Under the Ministry of Community Development and Social Services is the Food Security Pact (FSP), which is meant for vulnerable yet viable smallholder farmers. The government has increased the budgetary allocation for this program slightly, from last year’s ZMW 1.2 billion to ZMW 1.5 billion. The scheme has an insurance risk exposure of approximately ZMW 450 million and a gross premium of approximately K 19.5 million. This insurance covers beneficiaries against crop failure resulting from adverse weather conditions. The insurance dynamics surrounding this scheme may change slightly due to the anticipated increase in the number of beneficiaries, resulting from the slight increase in the allocation.
To enhance efficiency and productivity among Small and Emerging farmers, the government has introduced the Sustainable Agriculture Finance Facility (SAFF) loan scheme. The scheme aims to empower farmers by providing them with access to farming implements and machinery. In the 2026 budget, ZMW 5 billion has been allocated to support various empowerment programs, including financing towards the Credit Guarantee Scheme, which provides guarantees to banks disbursing SAFF loans. From an insurance perspective, the exposure and premium levels for SAFF are expected to increase slightly from last year, due to the anticipated rise in the number of beneficiaries resulting from improvements in onboarding management. The current insurance risk exposure is approximately ZMW 700 million, with a gross premium income of approximately ZMW 22 million.

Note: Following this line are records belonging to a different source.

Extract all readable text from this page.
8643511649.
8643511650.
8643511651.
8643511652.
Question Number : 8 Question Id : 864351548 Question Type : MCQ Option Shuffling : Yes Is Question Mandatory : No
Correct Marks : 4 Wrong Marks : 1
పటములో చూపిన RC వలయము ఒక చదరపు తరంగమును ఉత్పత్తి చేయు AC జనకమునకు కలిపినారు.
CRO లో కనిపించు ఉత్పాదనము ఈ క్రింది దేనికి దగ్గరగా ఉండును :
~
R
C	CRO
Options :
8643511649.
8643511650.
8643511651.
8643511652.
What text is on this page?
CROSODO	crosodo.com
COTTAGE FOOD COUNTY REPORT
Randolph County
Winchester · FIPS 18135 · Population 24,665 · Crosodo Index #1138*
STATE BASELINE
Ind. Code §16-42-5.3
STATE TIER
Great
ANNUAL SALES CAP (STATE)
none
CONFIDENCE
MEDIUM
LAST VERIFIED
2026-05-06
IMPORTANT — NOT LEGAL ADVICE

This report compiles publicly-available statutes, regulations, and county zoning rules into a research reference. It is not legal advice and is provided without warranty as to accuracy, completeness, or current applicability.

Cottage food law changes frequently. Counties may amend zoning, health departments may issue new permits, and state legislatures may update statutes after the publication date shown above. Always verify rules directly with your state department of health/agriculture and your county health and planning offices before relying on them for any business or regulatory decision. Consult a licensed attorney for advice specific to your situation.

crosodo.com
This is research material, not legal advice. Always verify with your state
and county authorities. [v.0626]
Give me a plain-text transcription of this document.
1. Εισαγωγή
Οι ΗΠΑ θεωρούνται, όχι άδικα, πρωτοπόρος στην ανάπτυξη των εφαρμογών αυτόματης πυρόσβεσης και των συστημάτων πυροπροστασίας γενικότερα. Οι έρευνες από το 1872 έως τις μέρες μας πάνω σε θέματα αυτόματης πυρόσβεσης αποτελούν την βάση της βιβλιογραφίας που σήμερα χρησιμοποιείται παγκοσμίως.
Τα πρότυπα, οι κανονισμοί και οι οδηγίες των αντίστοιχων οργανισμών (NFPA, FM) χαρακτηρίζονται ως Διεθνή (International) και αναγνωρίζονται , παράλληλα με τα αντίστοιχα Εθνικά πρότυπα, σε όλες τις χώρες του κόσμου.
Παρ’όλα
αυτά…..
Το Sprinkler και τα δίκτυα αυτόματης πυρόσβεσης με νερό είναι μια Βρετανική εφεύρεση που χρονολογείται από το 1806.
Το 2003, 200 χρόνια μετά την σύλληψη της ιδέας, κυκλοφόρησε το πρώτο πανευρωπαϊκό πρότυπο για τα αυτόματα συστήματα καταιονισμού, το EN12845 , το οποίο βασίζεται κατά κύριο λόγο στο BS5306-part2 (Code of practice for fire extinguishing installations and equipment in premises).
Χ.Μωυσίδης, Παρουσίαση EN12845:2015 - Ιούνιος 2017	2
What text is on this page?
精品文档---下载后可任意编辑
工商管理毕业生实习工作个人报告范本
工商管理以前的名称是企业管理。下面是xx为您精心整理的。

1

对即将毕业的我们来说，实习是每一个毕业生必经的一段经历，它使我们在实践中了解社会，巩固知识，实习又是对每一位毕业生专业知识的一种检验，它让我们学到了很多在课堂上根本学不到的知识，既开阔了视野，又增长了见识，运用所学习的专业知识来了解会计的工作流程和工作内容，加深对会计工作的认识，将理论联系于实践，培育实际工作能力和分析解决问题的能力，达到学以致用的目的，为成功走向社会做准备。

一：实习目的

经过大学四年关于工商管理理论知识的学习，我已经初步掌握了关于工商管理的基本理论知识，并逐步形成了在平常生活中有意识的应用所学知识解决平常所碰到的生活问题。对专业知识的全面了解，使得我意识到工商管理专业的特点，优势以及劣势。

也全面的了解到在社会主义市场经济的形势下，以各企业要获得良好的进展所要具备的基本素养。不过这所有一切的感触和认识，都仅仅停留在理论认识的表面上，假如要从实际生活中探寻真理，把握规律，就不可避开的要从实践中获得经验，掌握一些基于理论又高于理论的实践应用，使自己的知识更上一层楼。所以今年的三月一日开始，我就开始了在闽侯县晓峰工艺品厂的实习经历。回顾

Lastly, the allocation of ZMW 740 million towards the creation of the livestock fund will stimulate growth in the livestock sub-sector and trigger supporting instruments, such as livestock insurance. In addition to ensuring strict adherence to livestock management protocols, farmers will still need insurance as an extra layer of protection for risks such as uncontrollable diseases and epidemics. The insurance market should view this as an opportunity to diversify its agricultural portfolio away from dependence on highly volatile rainfed crop covers. This should be demonstrated by developing tailor-made solutions that address the challenging risks faced by livestock farmers, which have also evolved due to climate change. Livestock index-based insurance is one case in point.
The 2026 budget is yet another opportunity for the insurance market to continue demonstrating its critical mandate of providing robust financial solutions needed to enable the government to actualize its budgetary objectives.